|By: Dr. Hal Wasserman|
|The Scripps Research Institute|
|26 Jan 2017|
The Outsmart Ebola Together research team has conducted an enormous number of virtual docking experiments, and they are now ready to embark on a new stage of their research.
The Ebola virus killed many thousands of people in 2014 during the largest outbreak of the disease since it was first discovered in 1976. Significantly, research has shown that the virus’s long incubation period and our highly connected modern world could allow the virus to spread to new geographies and across oceans. Currently, there are no approved treatments or vaccines for this deadly disease, and the search for an effective antiviral drug to treat the disease is a high priority.
Outsmart Ebola Together is now approaching completion of its first phase, having conducted hundreds of thousands of docking computations. In this phase, we have simulated the binding of potential small-molecule drugs against atomic structures of proteins of the filovirus family. We have in particular targeted the receptor binding site (RBS) of the Ebola virus glycoprotein (GP), which plays a key role in viral entry into human cells.

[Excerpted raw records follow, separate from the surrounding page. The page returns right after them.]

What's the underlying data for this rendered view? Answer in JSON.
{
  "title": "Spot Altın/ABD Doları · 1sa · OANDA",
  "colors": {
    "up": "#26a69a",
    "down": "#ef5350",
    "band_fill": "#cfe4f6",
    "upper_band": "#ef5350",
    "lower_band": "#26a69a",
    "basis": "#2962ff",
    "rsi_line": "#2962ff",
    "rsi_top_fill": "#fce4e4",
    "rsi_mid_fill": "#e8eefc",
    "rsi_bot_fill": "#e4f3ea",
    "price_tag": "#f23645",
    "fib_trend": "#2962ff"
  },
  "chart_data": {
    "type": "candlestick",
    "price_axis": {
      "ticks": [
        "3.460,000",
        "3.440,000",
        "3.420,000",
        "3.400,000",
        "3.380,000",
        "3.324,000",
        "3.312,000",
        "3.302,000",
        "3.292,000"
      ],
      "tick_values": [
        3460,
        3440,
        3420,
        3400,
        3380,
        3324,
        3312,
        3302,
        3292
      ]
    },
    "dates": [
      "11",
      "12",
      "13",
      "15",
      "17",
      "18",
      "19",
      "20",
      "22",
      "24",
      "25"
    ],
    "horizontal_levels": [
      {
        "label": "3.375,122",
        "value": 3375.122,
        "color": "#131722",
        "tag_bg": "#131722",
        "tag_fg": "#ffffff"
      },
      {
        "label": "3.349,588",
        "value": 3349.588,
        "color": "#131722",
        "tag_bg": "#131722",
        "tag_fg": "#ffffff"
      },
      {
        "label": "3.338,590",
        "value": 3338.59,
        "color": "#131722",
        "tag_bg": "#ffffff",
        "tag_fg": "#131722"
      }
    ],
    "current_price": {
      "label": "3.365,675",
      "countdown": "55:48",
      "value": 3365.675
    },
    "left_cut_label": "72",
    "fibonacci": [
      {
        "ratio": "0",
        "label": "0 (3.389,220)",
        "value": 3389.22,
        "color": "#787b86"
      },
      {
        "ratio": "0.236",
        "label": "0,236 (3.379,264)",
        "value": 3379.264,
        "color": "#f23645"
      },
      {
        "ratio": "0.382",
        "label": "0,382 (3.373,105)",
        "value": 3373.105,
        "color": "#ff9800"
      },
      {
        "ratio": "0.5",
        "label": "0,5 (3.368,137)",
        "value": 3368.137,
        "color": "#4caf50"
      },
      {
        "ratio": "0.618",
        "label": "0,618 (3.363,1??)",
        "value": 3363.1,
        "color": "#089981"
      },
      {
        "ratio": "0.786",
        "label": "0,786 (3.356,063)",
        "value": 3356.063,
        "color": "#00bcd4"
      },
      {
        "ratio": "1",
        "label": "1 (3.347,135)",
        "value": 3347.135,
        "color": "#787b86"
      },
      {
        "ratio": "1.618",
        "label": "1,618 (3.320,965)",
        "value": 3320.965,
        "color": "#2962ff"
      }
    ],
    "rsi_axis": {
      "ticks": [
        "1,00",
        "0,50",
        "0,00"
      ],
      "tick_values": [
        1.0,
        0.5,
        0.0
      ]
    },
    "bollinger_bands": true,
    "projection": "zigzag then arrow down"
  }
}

For Ebola to infect a human cell, the RBS must bind to a receptor in the cell membrane, thereby infiltrating the GP into one of the inner cellular compartments, known as the endosome. Once inside the endosome, the presence of enzymes and an acidic environment transform the molecular structure of GP, allowing it to fuse with the endosome wall and so gain entry to the cytoplasm.
Our study now expands to consider multiple stages in the dynamic molecular transformations of GP and other Ebola proteins. These transformations are essential to the viral life cycle, and therefore represent an ideal target for the design of effective antiviral drugs.
Thank you to all volunteers who have supported this project.